Let me preface this by saying that this is not the introduction to 10+ posts on the Flavors of the Waterfall methodology. It's one post with the intent to explore Waterfall's origins.
Why? I've lost track of the number of times I've heard (or read) Agile evangelists offer a proscriptive definition of Waterfall and then blame the process for failed projects. They almost make you think that every Waterfall project fails. So, what happened before Agile, and what, exactly, is Waterfall?
The most popular theory that I can find is that Waterfall came from a paper written by Dr. Winston W. Royce, titled "Managing the Development of Large Software Systems," published in 1970. Dr. Royce never named a methodology Waterfall, and in his paper he gives the impression that he thinks that there is more than one approach to software development.
The first approach is described as the "…two essential steps common to all computer program developments, regardless of size or complexity…" analysis and development. If the program being developed is small enough, this is all that is needed. Hmmm. This doesn't seem highly proscriptive, and could be argued to be the foundation for iterative development (although a bit of a stretch). This must not be Waterfall.
The second approach, specifically for developing large computer programs for delivery to a customer, is described with the following phases:
- System Requirements
- Software Requirements
- Program Design
Now that looks like Waterfall!
But Dr. Royce didn't stop there. He went on to explain that each of these phases has an iterative relationship with the phase immediately preceding it. What this means is that once System Requirements are complete, it is possible that something could be found during Software Requirements that requires you to go back to System Requirements, and so on through the phases. That does not sound like the Waterfall that the Agile evangelists complain about.
He didn't express any concerns with the iterative relationship between sequential steps. The concern he expressed was that this iterative relationship had the potential to jump back multiple phases, resulting in significant delays because you couldn't skip back to where you came from; you had to go through the phases in sequence to get back to where you were. This sounds more like the Waterfall that so many have come to know and dislike.
This is also the first two pages of the paper. The rest of the paper consists of diagrams and steps to eliminate the risks inherent in the process. These steps are:
- Introduce preliminary program design before analysis
- Document the design. Dr. Royce was a firm believer in documentation, and lots of it. Yes, we're back on the Waterfall path, again. However, he is not recommending documentation for the sake of documentation. He just feels that a large software development project requires a lot of documentation, for very specific purposes.
- Do it twice. Run a smaller scale pilot, in a shorter timeframe, to simulate the process and identify then resolve problems before running the full project. And, yes, this is, counterintuitively, done before the next step…

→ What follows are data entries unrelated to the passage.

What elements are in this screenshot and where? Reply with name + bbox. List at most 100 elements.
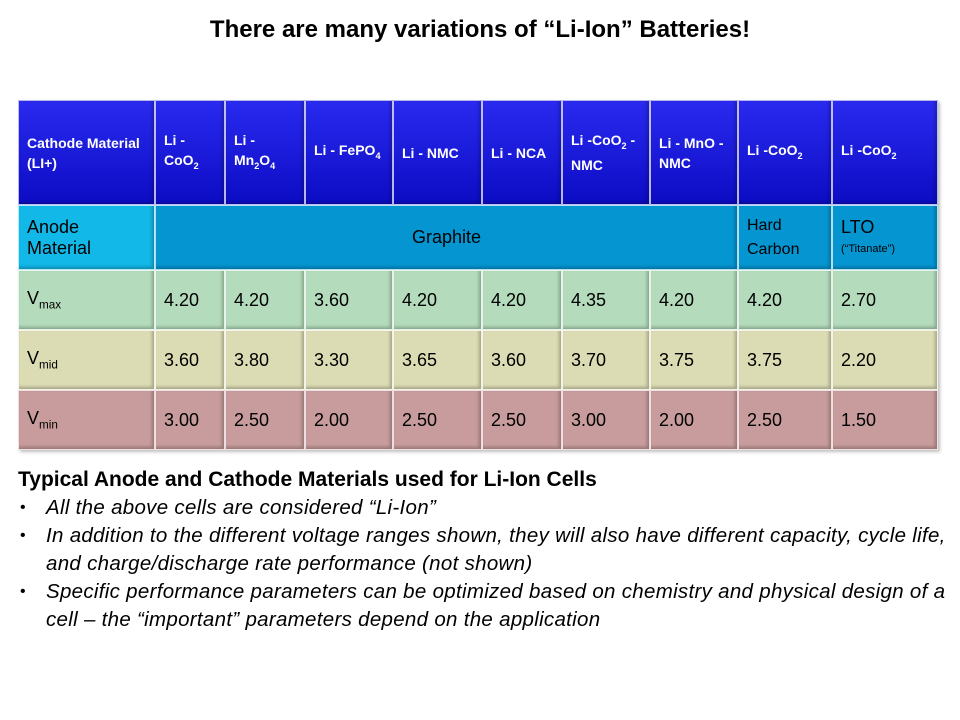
header-cell: Li - MnO - NMC bbox=[650, 100, 738, 205]
value-cell: 4.20 bbox=[155, 270, 225, 330]
cell-text: LTO (“Titanate”) bbox=[841, 216, 895, 260]
text: 1.50 bbox=[841, 409, 877, 430]
cell-text: 3.60 bbox=[164, 350, 199, 371]
text: 4.20 bbox=[659, 289, 695, 310]
cell-text: Vmin bbox=[27, 408, 58, 432]
value-cell: 2.00 bbox=[305, 390, 393, 450]
cell-text: 2.50 bbox=[402, 410, 437, 431]
cell-text: 4.20 bbox=[402, 290, 437, 311]
value-cell: 4.20 bbox=[393, 270, 482, 330]
header-cell: Li -CoO2 bbox=[832, 100, 938, 205]
text: Li - Mn bbox=[234, 131, 255, 168]
value-cell: 3.30 bbox=[305, 330, 393, 390]
row-label: Vmin bbox=[18, 390, 155, 450]
text: 3.70 bbox=[571, 349, 607, 370]
cell-text: Li - FePO4 bbox=[314, 140, 381, 166]
text: V bbox=[27, 408, 40, 429]
text: 2.00 bbox=[314, 409, 350, 430]
cell-text: 2.50 bbox=[747, 410, 782, 431]
text: 2.50 bbox=[747, 409, 783, 430]
text: 3.00 bbox=[571, 409, 607, 430]
subscript: 2 bbox=[797, 150, 803, 161]
cell-text: 3.00 bbox=[164, 410, 199, 431]
text: LTO bbox=[841, 216, 875, 237]
cell-text: Vmax bbox=[27, 288, 61, 312]
text: 3.75 bbox=[747, 349, 783, 370]
value-cell: 2.70 bbox=[832, 270, 938, 330]
cell-text: 3.30 bbox=[314, 350, 349, 371]
text: Hard Carbon bbox=[747, 216, 800, 258]
cell-text: 3.65 bbox=[402, 350, 437, 371]
cell-text: Li - CoO2 bbox=[164, 130, 216, 176]
cell-text: 2.50 bbox=[234, 410, 269, 431]
cell-text: 3.80 bbox=[234, 350, 269, 371]
header-cell: Cathode Material (LI+) bbox=[18, 100, 155, 205]
table: Cathode Material (LI+) Li - CoO2 Li - Mn2O… bbox=[18, 100, 938, 450]
value-cell: 3.60 bbox=[482, 330, 562, 390]
text: 3.75 bbox=[659, 349, 695, 370]
text: 3.30 bbox=[314, 349, 350, 370]
value-cell: 2.00 bbox=[650, 390, 738, 450]
cell-text: Li -CoO2 bbox=[841, 140, 897, 166]
bullet-list: All the above cells are considered “Li-I… bbox=[18, 494, 948, 634]
value-cell: 3.80 bbox=[225, 330, 305, 390]
value-cell: 2.50 bbox=[482, 390, 562, 450]
value-cell: 3.70 bbox=[562, 330, 650, 390]
cell-text: 4.35 bbox=[571, 290, 606, 311]
subscript: 4 bbox=[375, 150, 381, 161]
text: Li - NMC bbox=[402, 144, 459, 161]
text: 2.50 bbox=[491, 409, 527, 430]
text: V bbox=[27, 348, 40, 369]
value-cell: 1.50 bbox=[832, 390, 938, 450]
cell-text: 3.60 bbox=[491, 350, 526, 371]
cell-text: 3.70 bbox=[571, 350, 606, 371]
text: 2.70 bbox=[841, 289, 877, 310]
value-cell: 3.00 bbox=[155, 390, 225, 450]
subscript: mid bbox=[39, 358, 58, 372]
value-cell: 2.50 bbox=[393, 390, 482, 450]
text: V bbox=[27, 288, 40, 309]
value-cell: 3.75 bbox=[738, 330, 832, 390]
cell-text: Cathode Material (LI+) bbox=[27, 133, 146, 173]
cell-text: 2.00 bbox=[659, 410, 694, 431]
subscript: max bbox=[39, 298, 62, 312]
value-cell: 3.75 bbox=[650, 330, 738, 390]
bullet: Specific performance parameters can be o… bbox=[20, 578, 948, 634]
slide-title: There are many variations of “Li-Ion” Ba… bbox=[209, 16, 751, 43]
value-cell: 3.00 bbox=[562, 390, 650, 450]
cell-text: Li - Mn2O4 bbox=[234, 130, 296, 176]
cell-text: 2.20 bbox=[841, 350, 876, 371]
subscript: min bbox=[39, 418, 58, 432]
value-cell: 3.60 bbox=[305, 270, 393, 330]
cell-text: 2.00 bbox=[314, 410, 349, 431]
text: Graphite bbox=[411, 227, 482, 247]
cell-text: 4.20 bbox=[164, 290, 199, 311]
text: Li - MnO - NMC bbox=[659, 134, 724, 171]
cell-text: 1.50 bbox=[841, 410, 876, 431]
text: 4.20 bbox=[491, 289, 527, 310]
subscript: 2 bbox=[254, 160, 260, 171]
value-cell: 4.20 bbox=[482, 270, 562, 330]
header-cell: Li - CoO2 bbox=[155, 100, 225, 205]
bullet: In addition to the different voltage ran… bbox=[20, 522, 948, 578]
header-cell: Li - NCA bbox=[482, 100, 562, 205]
text: 4.20 bbox=[164, 289, 200, 310]
text: 2.20 bbox=[841, 349, 877, 370]
text: - NMC bbox=[571, 131, 636, 174]
cell-text: 2.50 bbox=[491, 410, 526, 431]
text: 2.50 bbox=[234, 409, 270, 430]
text: 3.60 bbox=[314, 289, 350, 310]
text: 3.80 bbox=[234, 349, 270, 370]
anode-cell: Graphite bbox=[155, 205, 738, 270]
text: Li -CoO bbox=[841, 141, 892, 158]
text: O bbox=[259, 151, 271, 168]
text: 4.20 bbox=[747, 289, 783, 310]
text: 3.60 bbox=[164, 349, 200, 370]
cell-text: Anode Material bbox=[27, 217, 146, 259]
value-cell: 4.35 bbox=[562, 270, 650, 330]
text: 4.20 bbox=[234, 289, 270, 310]
text: 3.65 bbox=[402, 349, 438, 370]
text: 3.00 bbox=[164, 409, 200, 430]
text: 4.20 bbox=[402, 289, 438, 310]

- Plan, control, and monitor testing.
- The "last" step, although it is not so much a sequential step as a set of steps throughout the project, is to involve the customer. Three formal points for identifying the customer are identified, 1) during the Preliminary Software Review, held between the Preliminary Program Design and Analysis, 2) during the Critical Software Review, held between Program Design and Coding, and 3) during the Final Software Acceptance Review, held after Testing and before moving into Production. The expressed purpose for involving the customer is to gain commitment; giving the developer free rein is a recipe for failure.
I'll be honest, I have used similar phases but, in 15 years managing projects, I have never done it exactly like this. Does that mean I wasn't using Waterfall, because I wasn’t doing it right?
No. This process potentially provides a foundation for both Agile and modern Waterfall. On the Agile side, there is iterative work and maintaining a close relationship with the customer. On the Waterfall side, there are sequential phases and lots of documentation.
This process could take a lot of time. Keep in mind that Dr. Royce never described a process for a medium sized development project. The process he described is intended for a large software project, which could take a lot of time even if you used Agile, instead. Agile does not guarantee faster delivery of a completed project, it attempts to deliver useable features faster. Agile may actually take longer than Waterfall on a large project, with the tradeoff being that what is delivered has a higher likelihood of being useful (and different from what was designed at the beginning of the project).
So, what is Waterfall, today, 46 years after Dr. Royce's paper was published? It's still sequential, mostly. It can still require a lot of documentation, but each project should be looked at to determine how the phases should interact and what the right level of documentation is. The area where Waterfall struggles the most is an area that would cause Agile to fail, as well. Customer involvement. Agile prescribes customer involvement. Waterfall apparently does, too, according to Dr. Royce. It's just not always implemented that way. When an Agile evangelist blames Waterfall for project failure, that person is removing accountability from the people who ran the process that failed. The project that failed may be one that would have been better served by Agile, but it may also be that the process needs to be adjusted and the people running the process need to learn from their mistakes.